The value of a global framework


As the external economic environment becomes less stable and supportive, progress rests increasingly on domestic policies that foster job-friendly and poverty-reducing growth. While the specific circumstances, priorities and needs of each country differ, employment and livelihood objectives should be core objectives of all national development strategies, with ample space left to national policy design and adaptation.

What is the value added of integrating those objectives into a new global framework?

It would mobilize international development assistance. Low-income countries need support for the investments in infrastructure that create jobs in the short-run and in skills and innovation that would raise workers’ productivity and income over the medium term. Development assistance could help kickstart nascent efforts to establish nationally defined social protection floors and launch labour market programmes to address the special needs of women, youth and vulnerable people.

Knowledge assistance would be as important as hard financial support, if not more. For example sharing of successful practices in mobilizing domestic resources for development and proper understanding of the impact of fiscal multipliers on domestic demand and jobs could avoid pitfalls and accelerate progress.

It would focus attention on the promotion of systems of governance that ensure fairness and equal opportunity and safeguard human and workers’ rights.

Most importantly, it would make a difference in the lives of people in all regions.

The spillovers in terms of a balanced and stable growth in global consumer demand, decreasing in-country inequality and enhanced stability, security and peace would be felt the world over.

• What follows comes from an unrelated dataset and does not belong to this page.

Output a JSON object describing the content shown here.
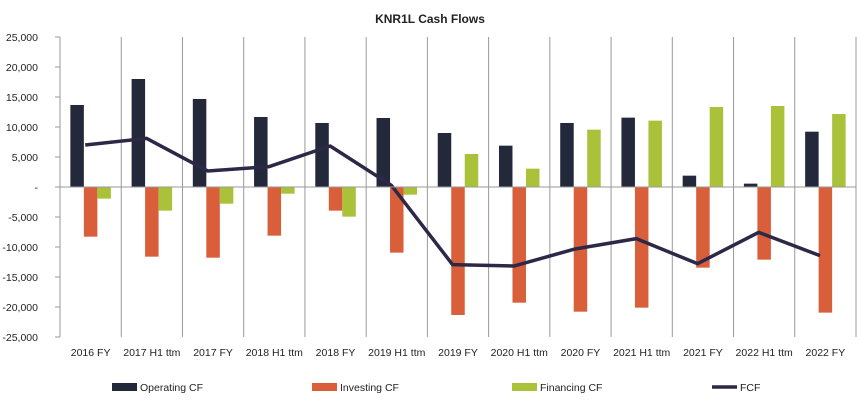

Setting goals and monitoring progress


One lesson from the MDGs is that simple and concrete goals make it easier to mobilize public support and that clear numerical targets are a good way to push for delivery and transparent monitoring of progress.

The following overarching jobs and livelihoods goal would be appropriate and realistic:

  • Upgrade the objective of full and productive employment and decent work as a central goal of the post-2015 development agenda.
This objective was added to the MDGs in 2005 as one of the targets of the first MDG goal, to eradicate extreme poverty and hunger. Setting it as a full and explicit goal and target will command greater attention to this critical need. It should come with agreed parameters to help national stakeholders define targets adapted to the circumstances and needs of their countries, within the overall framework of equality, sustainability and human rights. National targets should provide indicators to address the key components relevant to different national contexts: the special needs of women, youth and vulnerable groups, the weight of agriculture and informality.

  • This goal should be supported through the implementation of social protection floors for poverty reduction and resilience.
Recent years have seen a breakthrough consensus on the need to invest in social protection floors to move towards universal access to a basic set of guarantees of income security and social protection. Progress in introducing national floors could be measured concretely, encompassing access to health care and pensions, expanding protection against the risks of unemployment and disability and protection against the special livelihood vulnerabilities of women and the elderly.

A separate and important lesson from the MDGs is that progress towards inclusive, equitable and sustainable development requires a process of regular dialogue and negotiation. Ensuring the participation and commitment of stakeholders from governments, parliamentarians and local authorities, the private sector, trade unions, civil society and academia is critical to make the process as inclusive, transparent and effective as possible.